I moved yesterday. It had been 15 years. I turns out my belongings require a lot more boxes now. Twenty years ago, my whole life fit into two boxes (plus a rolling desk chair). Now, my collection of honeys, date molasses, and spices alone fill two boxes. Combined, all my belongings scantily filled a truck that I drove 2.5 hours west to a new home that doesn’t yet feel like a home.
It almost felt like a home yesterday when people I’d only ever met online came to help me unpack my clothes, books, and bathroom supplies. They showed up when my longer standing friends in this new place didn’t. Two other friends gave their whole day to packing the truck (along to 10 other great Montreal friends), then drove with me, then unpacked, then ate my dinner of lentils and rice and garden beans (and some very expensive Champagne from private importer Les Vins Dame-Jeanne) before driving another two hours back to Montreal.
But today was the first time the fear of loneliness set in. Yesterday I had a goal: get to Gatineau in one piece and unpack, then celebrate. Check. Today, I had the buzz of an air circulator in my new building, a few rooms full of boxes, and no fixed plans other than paperwork and prep before next Wednesday. Free (or unbooked) time is my downfall. Isn’t there an expression about idle hands being the devil’s playground? Maybe that’s only for go-getters. Or people who aren’t used to anxiety over losing connections and people they care about. Or those intimidated by the 15-year long task that was making new connections. I suppose I’m both.
It does calm me to think back to when I arrived in Montreal, though. I contacted a random person through a climbing list of people looking for partners. I met a man named Guirec who smoked and talked French too fast for me, but he also introduced me to another climber who repaired my bathroom ceiling last week after a last-minute leak from above before my renters arrived, who helped me open my first rock climbing routes outside, who invited me to my first big trad climbing destinations, who picked me up from my doctor’s office after a procedure that knocked me unconscious and barely able to stand, who took me to the emergency room after a bad fall. One of my best friends.
Maybe tomorrow I’ll meet a new best friend here.
It took me 15 years to find a person I could see myself spending a lot of time with in Montreal, and whose life circumstances made it possible for them to spend a lot of time with me, and then a week later I left. I’m not ready to wait another 15.
But I know once classes start next week I won’t have time to think about the idea of three Greek fates weaving my destiny. I won’t miss as much the climbing weekends my Montreal friends are on without me when I’m learning about freedom of religion and equality and what that means for Quebecers teaching in English-Language Cégeps.
The trick is to keep busy. But I think the more strength-requiring option, and the more necessary one, is to feel all this sadness, and then think of where I was two years ago, without a career path, wondering if Montreal could ever give me what I wanted if it hadn’t in more than 10 years, and know I didn’t leave on a whim. I made an educated choice. I invested in a future, and it’s time to make that future happen and see where it leads. And if it leads back to Montreal, so be it. But for now, it’s time to be away.

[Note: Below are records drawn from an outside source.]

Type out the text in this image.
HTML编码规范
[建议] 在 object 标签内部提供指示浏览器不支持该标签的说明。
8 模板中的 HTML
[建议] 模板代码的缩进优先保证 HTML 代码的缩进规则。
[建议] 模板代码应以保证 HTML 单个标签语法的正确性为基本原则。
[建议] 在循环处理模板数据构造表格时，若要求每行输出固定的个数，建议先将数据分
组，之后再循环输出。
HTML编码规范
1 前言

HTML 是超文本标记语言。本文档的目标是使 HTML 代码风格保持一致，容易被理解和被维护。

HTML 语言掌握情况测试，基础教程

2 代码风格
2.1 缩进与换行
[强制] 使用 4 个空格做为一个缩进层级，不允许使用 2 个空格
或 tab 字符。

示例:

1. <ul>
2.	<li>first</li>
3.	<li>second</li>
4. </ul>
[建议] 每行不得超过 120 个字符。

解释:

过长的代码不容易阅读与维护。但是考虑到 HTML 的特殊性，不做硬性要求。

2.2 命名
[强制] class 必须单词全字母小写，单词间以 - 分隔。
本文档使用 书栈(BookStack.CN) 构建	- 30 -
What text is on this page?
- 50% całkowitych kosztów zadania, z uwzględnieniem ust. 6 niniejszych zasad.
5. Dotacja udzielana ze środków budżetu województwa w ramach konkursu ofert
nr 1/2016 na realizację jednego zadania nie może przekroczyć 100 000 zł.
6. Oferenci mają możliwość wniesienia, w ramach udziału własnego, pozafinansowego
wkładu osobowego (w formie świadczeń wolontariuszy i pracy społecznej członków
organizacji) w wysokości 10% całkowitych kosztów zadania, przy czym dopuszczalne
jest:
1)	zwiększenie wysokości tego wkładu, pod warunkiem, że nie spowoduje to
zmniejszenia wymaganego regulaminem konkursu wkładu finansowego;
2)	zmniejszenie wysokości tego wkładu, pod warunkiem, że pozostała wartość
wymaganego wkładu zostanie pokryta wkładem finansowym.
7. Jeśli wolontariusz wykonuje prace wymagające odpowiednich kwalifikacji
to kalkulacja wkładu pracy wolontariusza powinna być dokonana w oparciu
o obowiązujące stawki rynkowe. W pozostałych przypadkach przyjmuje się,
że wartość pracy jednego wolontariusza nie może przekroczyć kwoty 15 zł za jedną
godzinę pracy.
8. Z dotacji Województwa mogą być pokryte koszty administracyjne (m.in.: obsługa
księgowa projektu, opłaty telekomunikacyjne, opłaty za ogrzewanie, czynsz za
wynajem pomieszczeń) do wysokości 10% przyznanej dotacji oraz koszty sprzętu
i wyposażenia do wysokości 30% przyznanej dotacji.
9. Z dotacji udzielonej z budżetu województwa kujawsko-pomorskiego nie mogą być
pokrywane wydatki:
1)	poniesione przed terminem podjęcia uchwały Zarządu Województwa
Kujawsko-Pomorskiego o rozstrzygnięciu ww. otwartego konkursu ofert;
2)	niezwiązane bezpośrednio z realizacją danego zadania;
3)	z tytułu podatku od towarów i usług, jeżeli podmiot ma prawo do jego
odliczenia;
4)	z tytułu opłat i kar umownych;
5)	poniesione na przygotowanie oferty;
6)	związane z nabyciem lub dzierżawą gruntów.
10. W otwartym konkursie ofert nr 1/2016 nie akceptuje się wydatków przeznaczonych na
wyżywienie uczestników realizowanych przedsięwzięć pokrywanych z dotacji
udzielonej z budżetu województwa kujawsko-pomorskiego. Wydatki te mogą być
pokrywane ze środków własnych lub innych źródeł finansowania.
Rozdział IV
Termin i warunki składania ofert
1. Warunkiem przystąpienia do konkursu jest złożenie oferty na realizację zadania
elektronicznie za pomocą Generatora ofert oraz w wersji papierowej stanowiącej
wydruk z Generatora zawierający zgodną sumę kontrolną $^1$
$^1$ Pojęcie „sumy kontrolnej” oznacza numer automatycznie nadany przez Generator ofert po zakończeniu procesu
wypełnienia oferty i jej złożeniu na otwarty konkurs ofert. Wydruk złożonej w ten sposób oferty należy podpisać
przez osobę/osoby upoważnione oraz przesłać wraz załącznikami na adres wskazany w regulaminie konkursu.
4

Chicken Pad Thai with Cabbage
What does this have to do with chicken pad Thai? If you’ve stuck with this post so far, you might not be surprised to know that I’m trying to convince myself that everything will be fine. I was fine until yesterday, and I’ll be fine in a few weeks, or a month, or a year. That’s just how this kind of grief works. But right now, at this very moment, it hurts, and it feels endless.
That’s when I need comfort. Rather than alcohol or desserts or any other kind of “treat,” I like to make warm, soft, savoury foods. Cabbage makes for slightly sweet and al dente noodles, at a lower price. It’s harder to overcook than rice noodles (I had a recent failure for a potluck, but nobody cared except two, me being one of the most judgmental of course, but also secretly loving the mushy, coagulated strands). And it’s lower carb. I usually combine it with noodles for heft and for softness, but you could just use 100% cabbage instead (in which case it could be kept keto and even lower-carb). Zucchini noodles also work (grate and then salt them, then drain them for texture), but they’re less crunchy and fibrous and sweet.
So make your favourite pad thai recipe (I recommend David Thompson‘s, or my own adaption) and swap in some chopped cabbage. Just hack up slices of the vegetable to your preferred thickness and then cook them longer to soften, with the lid on tight so it steams and doesn’t burn. You can roast the chicken separately like I did for texture, or just slice it up and add it. You’ll be devouring those “noodles” in no time.
Does comfort eating work? I don’t think so, really, but define work. If “work” means makes you briefly feel satisfied and just a little happier, then any good meal can “work.” And define comfort. To some that might mean McDonalds or other fast-food, but to be truly comforting, there has to be a home-made quality to me. Like chicken soup, slow-cooked chili, pasta sauce, risotto. And chicken pad thai. This one just happens to be lightened up, sweeter, more tender, and customized.
When life feels a little out of your control, you always have culinary options. For me, every little bit helps.